Kayseri’nin Fevzi Çakmak Mahallesi’nde, mütevazı bir dükkânın kapısı her sabah aynı ritüelle aralanıyor. İçeri girenleri, iğnesi, ipliği ve yüzüğünden ayrılmayan 81 yaşındaki bir usta karşılıyor. Nevzat Türkyılmaz, tam 69 yıldır geleneksel yorgancılık sanatının peşinden yılmadan gidiyor. El emeğiyle dikilen yorganların her biri, onun meslek aşkının sessiz bir yansıması.
Çocuk yaşta başlayan bir ustalık serüveni
Henüz 12 yaşındayken, trafik kazasında kaybettiği ağabeyinden öğrendiği meslekle yola koyulan Türkyılmaz, yıllar içinde Kayseri’nin tanınmış yorgan ustalarından biri hâline geldi. İstanbul’da kısa bir dönem çalışsa da şehri ve mesleği onu yeniden Kayseri’ye çağırdı. O günden beri, 42 yıldır aynı dükkânda aynı istekle çalışıyor.
Yorgancılığın son nefesi
“Eskiden Kayseri’de onlarca yorgancı vardı. Şimdi bir elin parmaklarını geçmez,” diyor Türkyılmaz.
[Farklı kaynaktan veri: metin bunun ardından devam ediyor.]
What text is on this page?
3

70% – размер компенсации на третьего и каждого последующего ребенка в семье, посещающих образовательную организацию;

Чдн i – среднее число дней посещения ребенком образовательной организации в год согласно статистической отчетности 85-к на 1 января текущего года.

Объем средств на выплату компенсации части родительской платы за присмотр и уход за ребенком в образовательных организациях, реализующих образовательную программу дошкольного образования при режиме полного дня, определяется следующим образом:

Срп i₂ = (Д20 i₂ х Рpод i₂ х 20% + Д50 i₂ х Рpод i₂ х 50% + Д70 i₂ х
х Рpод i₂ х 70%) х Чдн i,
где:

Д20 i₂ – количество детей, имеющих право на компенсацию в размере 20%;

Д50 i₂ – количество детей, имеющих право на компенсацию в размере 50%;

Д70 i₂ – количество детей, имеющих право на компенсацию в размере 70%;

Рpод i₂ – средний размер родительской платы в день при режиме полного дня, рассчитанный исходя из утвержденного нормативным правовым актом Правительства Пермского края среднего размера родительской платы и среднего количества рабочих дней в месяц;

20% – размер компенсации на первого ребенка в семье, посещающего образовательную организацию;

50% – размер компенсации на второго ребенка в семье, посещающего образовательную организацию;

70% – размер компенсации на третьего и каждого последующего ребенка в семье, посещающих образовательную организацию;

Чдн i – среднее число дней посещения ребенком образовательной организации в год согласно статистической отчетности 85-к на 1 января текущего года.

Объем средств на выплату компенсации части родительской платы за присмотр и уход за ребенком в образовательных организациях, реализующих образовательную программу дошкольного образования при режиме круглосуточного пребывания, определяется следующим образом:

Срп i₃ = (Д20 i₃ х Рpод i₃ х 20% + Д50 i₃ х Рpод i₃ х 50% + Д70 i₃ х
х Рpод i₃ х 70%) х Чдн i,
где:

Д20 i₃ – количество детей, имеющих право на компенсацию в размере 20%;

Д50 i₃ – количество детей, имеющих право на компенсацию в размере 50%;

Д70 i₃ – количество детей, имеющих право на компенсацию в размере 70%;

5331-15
Hazır yorganların piyasayı ele geçirmesiyle birlikte, geleneksel el dikimi yorganlara ilgi azaldı. Özellikle ipek yorganlar, artık neredeyse hiç yapılmıyor. “Eskiden Kayseri, ipek yorgan dikiminde meşhurdu. Yaşım el vermeyince ipek dikimini bıraktım,” diye anlatıyor usta.
İğneyle ipliği ustalıkla yönlendiren parmakları, aynı zamanda yılların tanığı. Günde bir yorgan diken Türkyılmaz, dükkânında sadece iş değil, sohbet de üretmeye devam ediyor: “Evde duramam. Esnaflıktan geldik, burada oturur işimi yaparım, dostlarımla iki laf ederim.”
İşitme cihazıyla desteklediği duyu kaybı, onun meslek tutkusunu hiç azaltmamış. Aksine, daha da dirençli kılmış. “Sağlığım el verdikçe dikiş tutmaya devam,” diyerek gençlere örnek olacak bir azim sergiliyor.
Bir meslekten fazlası
Nevzat Türkyılmaz sadece bir zanaatkâr değil; o aynı zamanda bir kültür taşıyıcısı. Modern üretim anlayışına direnen, el emeğinin değerini yaşatmaya çalışan bir son temsilci. Her dikişinde, Kayseri’nin dokuma geleneğinden bir parça gizli. Belki bir gün dükkanındaki o sessiz makas sesi de kaybolacak ama onun anlattığı hikâyeler hep hafızalarda kalacak.